The only objections came from Martin Samhain who didn't seem to want to leave Scilla's side, but Zi'vt and Tsk picked him up without much trouble and carried him towards the entrance through the barking dogs and the monks. He cried out Scilla's name more than once. "Mr. Samhain didn't seem to want to leave you. Do think he's in love with you?"
She said, "Of course he is, Hank." He wasn't sure if it was a joke. "You do know I wasn't attempting to deceive you about the location of the artifact, yes? You do know that I made my little scene specifically to point out that the fool's drawing was, indeed, a map, don't you?"
"Yes. It seemed obvious you were trying to tell me that. I'd already figured that out, but thank you for confirming it." He jogged back up the stairs then to open the cargo bay doors, and she followed after him.
"Then why did you burn my bloody luggage? That was ungentlemanly. You didn't have to do that."
"Oh, but I did, my dear Scilla, and for the same reasons you were forced to speak the mirrored truth to me in Mr. Samhain's presence. The man must believe I don't trust you. If he thought you and I we were plotting together, then he might mention it to my father."
"When will Ram Devlin arrive here?"
"Less than twelve hours...Tell me. How did Mr. Samhain pull off that stunt in the badlands? How did he really find the Weirdling artifact?"
"He's a better exoanthropologist than we thought."
He said, "That makes me nervous. What else is he actually good at?"
13
New Madras Spaceport
Otherworld
Dana said, "Why me?" as she put on the stealth exosuit. "Why do I always have to do the exo-atmo free-flight rec
ons?"
"Because you made the mistake of getting good at it," Ram told her. "This automated mining sled is making its daily run to the Company collecting stations. It'll dump its rocks out past the orbit of Bofor's Station so the timing is just right tonight for it to give you a free ride exactly where you want to go."

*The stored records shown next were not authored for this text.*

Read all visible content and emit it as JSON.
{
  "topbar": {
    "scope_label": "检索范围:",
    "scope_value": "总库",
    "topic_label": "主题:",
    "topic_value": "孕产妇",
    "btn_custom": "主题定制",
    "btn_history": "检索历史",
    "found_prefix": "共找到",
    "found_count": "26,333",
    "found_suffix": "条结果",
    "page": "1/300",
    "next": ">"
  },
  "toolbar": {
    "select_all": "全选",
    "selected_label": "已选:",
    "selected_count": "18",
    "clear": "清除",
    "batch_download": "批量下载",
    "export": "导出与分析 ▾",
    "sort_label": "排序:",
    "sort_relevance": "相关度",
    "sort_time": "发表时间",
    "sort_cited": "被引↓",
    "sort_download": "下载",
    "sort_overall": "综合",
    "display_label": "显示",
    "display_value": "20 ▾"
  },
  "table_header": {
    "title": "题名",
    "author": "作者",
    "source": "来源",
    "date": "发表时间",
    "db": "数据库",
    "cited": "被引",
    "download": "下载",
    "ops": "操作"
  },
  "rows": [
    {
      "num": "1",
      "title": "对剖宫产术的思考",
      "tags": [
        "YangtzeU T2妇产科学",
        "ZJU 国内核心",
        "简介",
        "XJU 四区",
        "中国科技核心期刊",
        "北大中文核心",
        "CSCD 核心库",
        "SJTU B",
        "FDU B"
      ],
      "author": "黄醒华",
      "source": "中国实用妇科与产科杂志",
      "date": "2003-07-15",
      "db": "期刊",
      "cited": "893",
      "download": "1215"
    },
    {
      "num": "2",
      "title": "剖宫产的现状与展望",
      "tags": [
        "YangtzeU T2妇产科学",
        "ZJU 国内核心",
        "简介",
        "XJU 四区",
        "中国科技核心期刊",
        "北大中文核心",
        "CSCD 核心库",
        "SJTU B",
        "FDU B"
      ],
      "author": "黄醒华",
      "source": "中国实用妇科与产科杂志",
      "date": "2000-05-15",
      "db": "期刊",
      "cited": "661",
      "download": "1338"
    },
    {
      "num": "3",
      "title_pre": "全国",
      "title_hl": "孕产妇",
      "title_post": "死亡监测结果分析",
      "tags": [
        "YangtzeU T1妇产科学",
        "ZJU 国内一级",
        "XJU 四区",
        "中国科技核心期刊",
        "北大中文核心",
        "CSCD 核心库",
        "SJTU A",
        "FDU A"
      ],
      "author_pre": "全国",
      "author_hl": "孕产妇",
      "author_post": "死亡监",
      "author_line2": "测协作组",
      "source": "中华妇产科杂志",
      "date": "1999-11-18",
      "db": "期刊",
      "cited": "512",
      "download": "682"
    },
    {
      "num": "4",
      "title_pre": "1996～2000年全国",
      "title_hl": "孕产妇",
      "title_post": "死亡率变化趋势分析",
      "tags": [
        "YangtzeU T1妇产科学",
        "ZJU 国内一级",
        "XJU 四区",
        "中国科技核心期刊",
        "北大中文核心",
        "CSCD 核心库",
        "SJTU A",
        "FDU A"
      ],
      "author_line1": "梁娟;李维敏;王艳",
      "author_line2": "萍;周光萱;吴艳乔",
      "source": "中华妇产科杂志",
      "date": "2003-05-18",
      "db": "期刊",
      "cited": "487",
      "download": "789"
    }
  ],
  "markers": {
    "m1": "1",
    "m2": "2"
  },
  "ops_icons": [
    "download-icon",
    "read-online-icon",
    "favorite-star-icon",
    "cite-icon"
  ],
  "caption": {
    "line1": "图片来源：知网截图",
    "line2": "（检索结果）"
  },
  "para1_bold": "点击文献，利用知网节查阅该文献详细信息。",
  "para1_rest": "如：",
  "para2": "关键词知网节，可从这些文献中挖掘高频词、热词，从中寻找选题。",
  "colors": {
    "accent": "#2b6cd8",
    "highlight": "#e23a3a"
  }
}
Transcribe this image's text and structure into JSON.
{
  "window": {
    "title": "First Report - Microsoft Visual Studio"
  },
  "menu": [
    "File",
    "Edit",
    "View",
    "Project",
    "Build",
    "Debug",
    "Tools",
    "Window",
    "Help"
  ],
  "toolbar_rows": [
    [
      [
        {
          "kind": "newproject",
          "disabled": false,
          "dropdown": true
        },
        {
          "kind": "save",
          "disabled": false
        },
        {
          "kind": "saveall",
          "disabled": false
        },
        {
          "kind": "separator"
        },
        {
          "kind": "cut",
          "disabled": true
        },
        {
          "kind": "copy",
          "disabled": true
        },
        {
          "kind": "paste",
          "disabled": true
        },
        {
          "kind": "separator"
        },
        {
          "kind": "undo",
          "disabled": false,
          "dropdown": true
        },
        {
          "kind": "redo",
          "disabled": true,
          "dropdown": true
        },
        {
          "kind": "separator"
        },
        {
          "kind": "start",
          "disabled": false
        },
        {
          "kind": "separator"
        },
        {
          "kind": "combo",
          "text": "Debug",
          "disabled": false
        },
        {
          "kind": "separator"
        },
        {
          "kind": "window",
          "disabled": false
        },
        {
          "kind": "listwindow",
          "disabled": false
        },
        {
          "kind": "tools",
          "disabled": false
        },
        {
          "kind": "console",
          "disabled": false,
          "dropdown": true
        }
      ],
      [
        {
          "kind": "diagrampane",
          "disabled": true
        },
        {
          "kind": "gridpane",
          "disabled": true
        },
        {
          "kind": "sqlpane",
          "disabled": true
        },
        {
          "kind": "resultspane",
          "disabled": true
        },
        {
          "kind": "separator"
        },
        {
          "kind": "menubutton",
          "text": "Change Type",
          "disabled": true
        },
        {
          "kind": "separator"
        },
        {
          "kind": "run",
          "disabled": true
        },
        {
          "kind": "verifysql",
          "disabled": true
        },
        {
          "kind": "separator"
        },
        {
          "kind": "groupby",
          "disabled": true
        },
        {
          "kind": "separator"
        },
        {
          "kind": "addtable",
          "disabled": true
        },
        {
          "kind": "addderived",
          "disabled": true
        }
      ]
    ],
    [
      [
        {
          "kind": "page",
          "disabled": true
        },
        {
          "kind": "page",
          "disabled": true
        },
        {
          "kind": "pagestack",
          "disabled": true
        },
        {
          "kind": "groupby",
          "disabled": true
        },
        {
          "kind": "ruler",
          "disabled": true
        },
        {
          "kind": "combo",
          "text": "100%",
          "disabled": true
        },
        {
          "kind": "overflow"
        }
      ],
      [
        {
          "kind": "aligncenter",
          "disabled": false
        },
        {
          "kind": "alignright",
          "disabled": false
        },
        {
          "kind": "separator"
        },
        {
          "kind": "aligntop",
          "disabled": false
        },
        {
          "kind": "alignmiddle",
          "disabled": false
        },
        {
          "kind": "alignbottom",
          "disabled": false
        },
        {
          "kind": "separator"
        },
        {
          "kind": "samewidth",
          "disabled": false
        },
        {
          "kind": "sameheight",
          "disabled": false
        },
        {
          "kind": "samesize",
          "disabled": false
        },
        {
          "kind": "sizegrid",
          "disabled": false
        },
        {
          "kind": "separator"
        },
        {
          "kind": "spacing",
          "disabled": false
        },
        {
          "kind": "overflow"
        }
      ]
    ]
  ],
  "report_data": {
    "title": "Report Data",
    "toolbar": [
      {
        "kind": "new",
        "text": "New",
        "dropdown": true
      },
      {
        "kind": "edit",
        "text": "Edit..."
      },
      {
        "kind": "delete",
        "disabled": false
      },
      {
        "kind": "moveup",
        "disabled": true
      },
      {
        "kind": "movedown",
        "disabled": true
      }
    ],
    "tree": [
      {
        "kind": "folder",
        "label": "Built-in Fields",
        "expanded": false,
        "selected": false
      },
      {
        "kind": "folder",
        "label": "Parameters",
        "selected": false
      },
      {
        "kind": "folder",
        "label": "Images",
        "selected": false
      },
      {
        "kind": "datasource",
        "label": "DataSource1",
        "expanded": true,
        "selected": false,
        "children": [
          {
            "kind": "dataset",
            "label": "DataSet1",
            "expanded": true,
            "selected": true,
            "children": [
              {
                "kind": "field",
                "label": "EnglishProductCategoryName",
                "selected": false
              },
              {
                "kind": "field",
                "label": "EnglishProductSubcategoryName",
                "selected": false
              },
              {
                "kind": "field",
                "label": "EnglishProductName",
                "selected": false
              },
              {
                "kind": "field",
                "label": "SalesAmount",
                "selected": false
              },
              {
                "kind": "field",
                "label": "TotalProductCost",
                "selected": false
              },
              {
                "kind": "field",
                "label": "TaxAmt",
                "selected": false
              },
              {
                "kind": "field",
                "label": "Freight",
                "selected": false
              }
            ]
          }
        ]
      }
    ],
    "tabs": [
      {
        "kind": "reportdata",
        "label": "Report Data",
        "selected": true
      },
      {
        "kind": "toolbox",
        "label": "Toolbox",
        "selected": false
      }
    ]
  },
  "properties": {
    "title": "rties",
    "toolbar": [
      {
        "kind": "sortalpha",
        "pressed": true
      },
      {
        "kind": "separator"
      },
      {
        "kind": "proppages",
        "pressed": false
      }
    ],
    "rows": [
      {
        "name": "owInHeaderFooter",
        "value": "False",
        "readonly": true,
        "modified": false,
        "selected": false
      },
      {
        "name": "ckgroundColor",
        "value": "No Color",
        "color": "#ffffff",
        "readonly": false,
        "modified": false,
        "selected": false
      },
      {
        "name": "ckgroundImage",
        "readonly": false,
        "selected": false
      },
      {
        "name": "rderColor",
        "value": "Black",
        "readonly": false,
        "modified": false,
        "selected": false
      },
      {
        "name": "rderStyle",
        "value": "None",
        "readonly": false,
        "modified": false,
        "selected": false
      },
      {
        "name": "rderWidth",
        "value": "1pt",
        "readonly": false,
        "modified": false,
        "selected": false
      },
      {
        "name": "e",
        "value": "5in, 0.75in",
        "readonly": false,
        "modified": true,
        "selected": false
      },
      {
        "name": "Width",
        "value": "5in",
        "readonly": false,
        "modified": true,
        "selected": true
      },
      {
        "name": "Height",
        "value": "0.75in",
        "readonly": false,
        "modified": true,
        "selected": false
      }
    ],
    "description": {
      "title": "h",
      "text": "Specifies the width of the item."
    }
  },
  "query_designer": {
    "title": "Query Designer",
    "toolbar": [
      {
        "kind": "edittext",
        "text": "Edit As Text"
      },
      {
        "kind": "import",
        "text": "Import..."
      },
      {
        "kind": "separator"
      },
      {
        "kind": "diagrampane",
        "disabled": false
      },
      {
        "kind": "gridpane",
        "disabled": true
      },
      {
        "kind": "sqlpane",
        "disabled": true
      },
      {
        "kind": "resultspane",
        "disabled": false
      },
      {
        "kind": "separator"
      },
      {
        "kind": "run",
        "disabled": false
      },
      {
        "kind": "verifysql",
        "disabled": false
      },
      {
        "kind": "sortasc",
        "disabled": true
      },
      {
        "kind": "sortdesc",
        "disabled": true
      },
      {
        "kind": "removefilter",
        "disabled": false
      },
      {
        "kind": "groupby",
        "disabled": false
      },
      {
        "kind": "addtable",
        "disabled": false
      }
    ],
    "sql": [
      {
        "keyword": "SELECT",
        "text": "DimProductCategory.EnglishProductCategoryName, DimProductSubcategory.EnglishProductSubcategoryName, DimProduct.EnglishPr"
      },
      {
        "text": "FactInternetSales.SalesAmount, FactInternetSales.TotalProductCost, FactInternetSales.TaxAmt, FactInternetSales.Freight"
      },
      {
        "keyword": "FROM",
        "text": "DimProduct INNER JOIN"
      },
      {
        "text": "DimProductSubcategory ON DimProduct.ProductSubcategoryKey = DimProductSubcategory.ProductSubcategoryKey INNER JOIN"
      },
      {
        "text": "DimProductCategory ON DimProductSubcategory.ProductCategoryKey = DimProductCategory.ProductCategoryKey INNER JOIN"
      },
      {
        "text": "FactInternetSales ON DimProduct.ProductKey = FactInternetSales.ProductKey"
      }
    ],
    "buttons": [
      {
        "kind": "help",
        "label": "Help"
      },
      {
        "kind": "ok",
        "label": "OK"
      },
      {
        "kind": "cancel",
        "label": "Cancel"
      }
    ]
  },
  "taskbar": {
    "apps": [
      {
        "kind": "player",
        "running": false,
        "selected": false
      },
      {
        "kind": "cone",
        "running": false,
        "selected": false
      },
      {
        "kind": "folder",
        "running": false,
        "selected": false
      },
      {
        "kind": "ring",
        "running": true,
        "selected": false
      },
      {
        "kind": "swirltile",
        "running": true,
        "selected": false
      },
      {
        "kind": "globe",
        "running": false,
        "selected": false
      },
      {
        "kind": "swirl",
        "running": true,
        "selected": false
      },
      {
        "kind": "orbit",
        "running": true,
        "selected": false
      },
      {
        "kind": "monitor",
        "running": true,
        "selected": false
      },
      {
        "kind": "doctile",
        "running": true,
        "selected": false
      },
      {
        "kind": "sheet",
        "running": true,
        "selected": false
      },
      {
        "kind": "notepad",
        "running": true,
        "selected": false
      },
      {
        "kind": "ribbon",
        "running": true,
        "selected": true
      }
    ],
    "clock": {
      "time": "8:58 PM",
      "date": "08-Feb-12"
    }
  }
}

She wedged herself in tighter between the base of the drive coil casing and external wall of the reactor module and gripped the struts beneath her. Up past the reactor module like a monument-sized tombstone behind her, the external housing on the drive coils blurred before her eyes as they powered up. The field flipped her stomach before it came to full charge. The craft fell upwards into the sky, taking Dana Sellis with it.
The sled wasn't much more than a piece of surplus junk frame, a modular reactor meant for a pigmy tug, and a single, massive drive coil it used to tilt space in front of it. It lifted off into the night sky from the fringe of the New Madras pads pulling a container full of unrefined Brandon's metal. The haul came from a legal claim and a transponder chirped that fact out to the Staas Company Cutters and patrol boats that she could make out in orbit and beyond. The bluish flares of their Newtonian engines were so bright, she didn't have to use her helmet to zoom in to see them zipping above her as she ascended.
It took a whole nine minutes just to clear the atmo and by the time the sled pushed on into space, she was sure the three closest company cutters and patrol boats had already given the sled and the load the once over. She watched the bluish plasma flares of the company ships above continue past without any course deviations and looked through the satellites and orbital traffic to her objective. It was dead ahead.
Shipyard docks, fabrication centers, and null-gee foundries fringed Bofor's Station like a patchwork skirt. The expanse of them dwarfed the station's brightly lit human and alien towers, and without assistance from Dana's suit comp it would have been hard to spot what she'd come for.
Her helmet's visor outlined the dozen hulls of the almost completed UNS Foxhound class destroyers near the far edge of the shipyards. Their hulls were lit orange by the induction forges that had been moved close while the final layers of armor were built up with a Shediri fabrication technique that human metallurgists were only now beginning to use themselves. The lights of Human and Shediri exosuits buzzed around them.